Voici la proposition complète de Blakaj:
Le Ministère de l'intérieur recommande :
-L'augmentation de la peine pour immatriculation de véhicules non immatriculés et que : jusqu'à sept jours de retard, une amende est prononcée 200 $, 7 à 15 jours 500 $, 15 à 30 jours 1000, et plus de 30 jours la voiture est confisquée et envoyée à la destruction.
-Les camions collectés à partir de véhicules non immatriculés devant être transportés au Fonds d'indemnisation, qui fonctionnait dans le cadre du Bureau d'assurance du Kosovo pour la couverture des dommages juste à partir des véhicules non sanitaires”, a-t-il déclaré.
Nous recommandons au ministère des Finances :
-L'application immédiate de la loi sur le revenu des sociétés à l'Assemblée du Kosovo pour approbation, où même les compagnies d'assurance sont traitées comme toutes les autres sociétés du pays et sont taxées sur les bénéfices réels et non sur l'impôt sur la circulation.

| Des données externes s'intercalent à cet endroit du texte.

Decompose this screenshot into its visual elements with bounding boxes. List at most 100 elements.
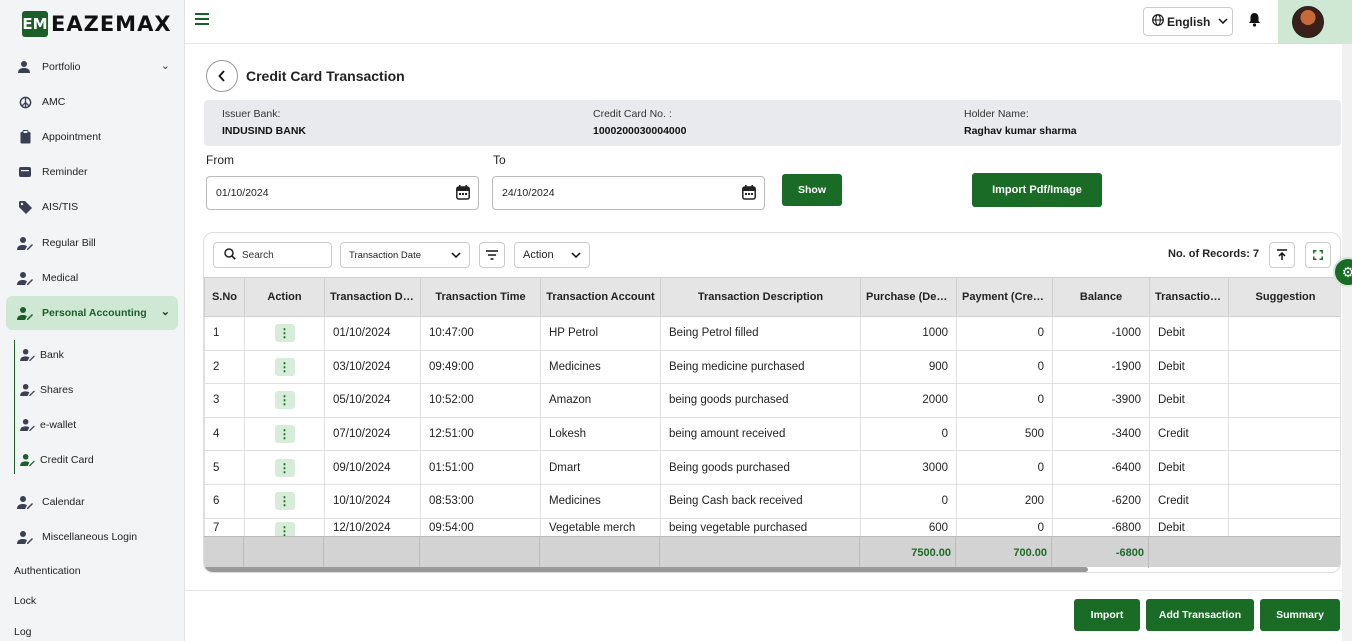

-L'accès de tous les outils mis à la disposition de la population pour faire face aux catastrophes naturelles, qui sont fournies par les compagnies d'assurance, à un fonds spécial où, en tant qu'industrie, nous prendrions un risque beaucoup plus grand pour nous assurer que les moyens sont disponibles. Si le ministère est disponible 10 millions d'euros par an sur ces questions, si laissé sous la gestion des compagnies d'assurance, ce fonds serait multiplié en couvrant des dommages minimums jusqu'à 100 millions d'euros.
-L'influence urgente du fonds d'État pour la sécurité de tous les biens de l'État, sous cette forme de contribuables, vous coûterait beaucoup moins en cas de blessures diverses.
-La task force aux distributeurs de réseau électrique pour assurer la responsabilité”, a ajouté Blackaj.
19 ans après la guerre, le Kosovo reste le seul pays d'Europe sans conduire la liberté, comme d'autres pays. Les conducteurs les plus pauvres d'Europe continuent de payer les agents d'assurance les plus chers pour la circulation. En plus des citoyens de la diaspora, qui attendent avec impatience tout retour dans leur patrie, continueront à passer tous les États avec Green Carton, seulement une fois entrés au Kosovo, ils seront obligés de payer. Tout l'argent reçu des voitures entrant au Kosovo provient des compagnies d'assurance.